What is whistleblowing?

Whistleblowing (also known as ‘making disclosure in the public interest’) is the act of bringing attention to someone’s misconduct. It is most common with regards to employment relationships where an employee blows the whistle on his or her employer without losing his or her employment rights. The aim of whistle blowing is to encourage people to react if they see malpractice in their workplace.

Who is protected?

To be protected as a whistle blower you need to:

  • Be a worker;
  • Believe that misconduct is happening, has happened in the past or will happen in the future;
  • Reveal the right kind of information: make a ‘qualifying disclosure’ (explained below); and
  • Reveal the information to the right person (‘protected disclosure’).

What is a qualifying disclosure?

The information must be in the public interest and have regard one of the following matters:

  • A criminal offence;
  • The miscarriage of justice;
  • Breach of a legal obligation;
  • Damage to the health or safety of an individual;
  • Damage to the environment; or
  • A deliberate attempt to cover any of the above.

What is a protected disclosure?

The information must be communicated in a certain way and to the right person. It has to be made:

  • In good faith and without malice;
  • With a reasonable belief of its truth; and
  • With a reasonable belief of making the disclosure to the right person.

Who is the ‘right person’?

The disclosure should be made according to the employer’s disclosure procedure, generally to the employer. If an employee feels that he or she is unable to do so they should disclose the information to a person or body prescribed by the Secretary of State (the ‘prescribed person’) or a legal adviser.

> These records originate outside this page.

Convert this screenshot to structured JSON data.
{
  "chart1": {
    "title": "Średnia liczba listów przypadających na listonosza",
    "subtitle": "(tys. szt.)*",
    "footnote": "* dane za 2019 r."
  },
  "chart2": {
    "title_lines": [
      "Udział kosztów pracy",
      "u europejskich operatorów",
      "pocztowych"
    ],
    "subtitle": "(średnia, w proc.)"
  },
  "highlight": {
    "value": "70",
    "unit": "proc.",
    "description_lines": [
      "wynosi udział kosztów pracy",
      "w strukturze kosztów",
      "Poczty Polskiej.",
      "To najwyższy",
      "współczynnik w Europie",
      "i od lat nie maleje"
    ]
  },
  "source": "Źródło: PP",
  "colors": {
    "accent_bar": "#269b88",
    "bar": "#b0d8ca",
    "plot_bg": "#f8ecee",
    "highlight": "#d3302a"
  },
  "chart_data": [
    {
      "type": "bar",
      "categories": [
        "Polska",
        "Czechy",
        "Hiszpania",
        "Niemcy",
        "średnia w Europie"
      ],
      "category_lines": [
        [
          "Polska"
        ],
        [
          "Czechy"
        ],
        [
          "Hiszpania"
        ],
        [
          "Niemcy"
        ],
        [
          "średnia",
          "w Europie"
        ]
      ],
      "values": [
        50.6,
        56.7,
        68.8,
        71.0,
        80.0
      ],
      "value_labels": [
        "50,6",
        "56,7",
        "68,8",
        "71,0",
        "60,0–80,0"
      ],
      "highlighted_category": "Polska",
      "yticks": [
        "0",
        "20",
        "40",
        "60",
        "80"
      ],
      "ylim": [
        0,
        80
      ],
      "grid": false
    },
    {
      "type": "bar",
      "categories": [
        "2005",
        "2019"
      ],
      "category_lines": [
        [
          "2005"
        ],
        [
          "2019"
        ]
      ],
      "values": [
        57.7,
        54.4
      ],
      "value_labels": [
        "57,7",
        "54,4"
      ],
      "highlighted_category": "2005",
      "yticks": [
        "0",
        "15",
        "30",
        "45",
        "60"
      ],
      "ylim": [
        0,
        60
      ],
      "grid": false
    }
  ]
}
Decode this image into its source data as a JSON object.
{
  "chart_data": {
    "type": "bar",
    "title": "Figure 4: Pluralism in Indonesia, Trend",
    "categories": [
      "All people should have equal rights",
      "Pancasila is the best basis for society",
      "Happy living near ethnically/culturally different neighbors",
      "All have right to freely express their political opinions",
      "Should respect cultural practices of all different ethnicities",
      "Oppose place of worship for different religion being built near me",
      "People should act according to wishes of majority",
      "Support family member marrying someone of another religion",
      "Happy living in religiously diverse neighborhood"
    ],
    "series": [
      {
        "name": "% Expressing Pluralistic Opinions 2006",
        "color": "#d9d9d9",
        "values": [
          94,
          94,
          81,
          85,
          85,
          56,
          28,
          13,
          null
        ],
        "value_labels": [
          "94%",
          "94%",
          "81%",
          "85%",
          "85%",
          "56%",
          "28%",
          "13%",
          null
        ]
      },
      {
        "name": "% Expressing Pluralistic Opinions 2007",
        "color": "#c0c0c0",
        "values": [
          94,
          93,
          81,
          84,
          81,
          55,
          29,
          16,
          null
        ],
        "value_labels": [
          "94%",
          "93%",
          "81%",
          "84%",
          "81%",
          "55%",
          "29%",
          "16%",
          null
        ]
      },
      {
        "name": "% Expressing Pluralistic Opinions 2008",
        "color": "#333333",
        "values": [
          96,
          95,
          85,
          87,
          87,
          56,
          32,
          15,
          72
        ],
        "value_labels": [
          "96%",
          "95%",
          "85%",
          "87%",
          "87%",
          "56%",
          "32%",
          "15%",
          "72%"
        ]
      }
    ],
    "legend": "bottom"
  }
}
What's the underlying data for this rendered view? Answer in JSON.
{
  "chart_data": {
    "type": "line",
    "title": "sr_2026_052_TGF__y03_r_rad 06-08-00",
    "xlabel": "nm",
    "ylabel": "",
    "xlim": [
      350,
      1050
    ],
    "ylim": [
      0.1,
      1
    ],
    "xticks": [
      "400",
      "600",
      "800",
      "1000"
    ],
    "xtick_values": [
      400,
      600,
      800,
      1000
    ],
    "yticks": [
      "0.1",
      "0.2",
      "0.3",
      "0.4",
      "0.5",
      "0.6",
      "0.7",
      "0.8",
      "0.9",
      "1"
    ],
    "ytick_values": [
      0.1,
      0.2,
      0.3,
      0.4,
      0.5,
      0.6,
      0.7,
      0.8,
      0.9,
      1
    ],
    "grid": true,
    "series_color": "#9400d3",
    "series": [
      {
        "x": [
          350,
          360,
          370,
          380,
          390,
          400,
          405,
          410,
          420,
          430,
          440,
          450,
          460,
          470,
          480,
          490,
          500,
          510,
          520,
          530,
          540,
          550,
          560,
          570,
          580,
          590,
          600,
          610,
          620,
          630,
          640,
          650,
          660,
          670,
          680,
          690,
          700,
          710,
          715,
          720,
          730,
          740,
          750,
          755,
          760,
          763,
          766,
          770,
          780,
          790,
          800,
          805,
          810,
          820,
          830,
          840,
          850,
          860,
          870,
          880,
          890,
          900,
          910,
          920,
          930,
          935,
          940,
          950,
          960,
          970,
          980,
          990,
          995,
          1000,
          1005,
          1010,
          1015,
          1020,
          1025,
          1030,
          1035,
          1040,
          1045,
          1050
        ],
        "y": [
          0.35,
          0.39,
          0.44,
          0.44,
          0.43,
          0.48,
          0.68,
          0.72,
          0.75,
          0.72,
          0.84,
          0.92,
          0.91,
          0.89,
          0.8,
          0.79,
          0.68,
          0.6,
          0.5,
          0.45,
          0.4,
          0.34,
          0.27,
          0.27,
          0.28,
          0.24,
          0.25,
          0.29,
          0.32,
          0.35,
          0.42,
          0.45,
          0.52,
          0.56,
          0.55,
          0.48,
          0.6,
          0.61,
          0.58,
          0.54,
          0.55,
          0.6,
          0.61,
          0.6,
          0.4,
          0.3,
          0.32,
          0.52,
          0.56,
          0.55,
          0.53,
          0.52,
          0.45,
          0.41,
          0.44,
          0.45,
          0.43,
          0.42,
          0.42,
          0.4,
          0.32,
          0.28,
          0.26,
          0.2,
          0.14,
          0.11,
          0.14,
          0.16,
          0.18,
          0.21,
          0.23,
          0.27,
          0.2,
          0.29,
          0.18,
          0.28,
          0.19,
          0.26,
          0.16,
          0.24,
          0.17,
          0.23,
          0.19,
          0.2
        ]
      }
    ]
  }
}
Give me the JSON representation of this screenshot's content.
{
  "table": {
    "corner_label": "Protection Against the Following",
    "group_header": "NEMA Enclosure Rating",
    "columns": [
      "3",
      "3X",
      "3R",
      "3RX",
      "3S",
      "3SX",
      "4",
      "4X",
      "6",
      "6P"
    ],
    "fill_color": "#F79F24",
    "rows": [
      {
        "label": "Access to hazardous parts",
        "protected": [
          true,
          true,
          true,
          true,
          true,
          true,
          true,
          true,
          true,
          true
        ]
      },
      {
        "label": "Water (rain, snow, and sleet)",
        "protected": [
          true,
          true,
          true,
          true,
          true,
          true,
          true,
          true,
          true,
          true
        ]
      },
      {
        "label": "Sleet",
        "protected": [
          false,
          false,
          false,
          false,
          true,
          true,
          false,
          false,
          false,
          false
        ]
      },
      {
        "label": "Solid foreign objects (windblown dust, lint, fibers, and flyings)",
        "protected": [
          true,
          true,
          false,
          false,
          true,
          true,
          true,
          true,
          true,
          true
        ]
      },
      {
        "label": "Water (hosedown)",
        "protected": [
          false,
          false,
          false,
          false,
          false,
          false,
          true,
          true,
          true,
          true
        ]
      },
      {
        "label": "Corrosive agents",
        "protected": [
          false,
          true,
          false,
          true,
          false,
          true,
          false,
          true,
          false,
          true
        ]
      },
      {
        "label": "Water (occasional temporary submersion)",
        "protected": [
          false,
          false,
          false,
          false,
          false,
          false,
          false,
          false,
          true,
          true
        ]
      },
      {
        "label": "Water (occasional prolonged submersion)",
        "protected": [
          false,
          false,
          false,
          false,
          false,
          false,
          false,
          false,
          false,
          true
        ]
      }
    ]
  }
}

If a worker blows the whistle to someone other than those listed above the disclosure will only be protected if:

  • It is made in good faith;
  • There is a reasonable belief that the information is true;
  • A worker is not acting for personal benefit; and
  • The whistleblower acts reasonably in the circumstances.

Exceptional failure

If there is an exceptional failure in the workplace (such as putting the workers’ lives at risk), a worker can blow the whistle publicly ignoring the usual procedure. The conditions that need to be fulfilled are as follows:

  1. The disclosure is made in good faith;
  2. The whistle blower reasonably believes that the information is true;
  3. They do not act for personal gain; and
  4. They act reasonably in the circumstances.

Consequences

A worker who blows the whistle is protected from breach of his or her employment rights. As a consequence if they are dismissed or victimised for their act they can complain to the Employment Tribunal. The dismissal or selection for redundancy is automatically treated as unfair if it is solely based on the act of whistleblowing.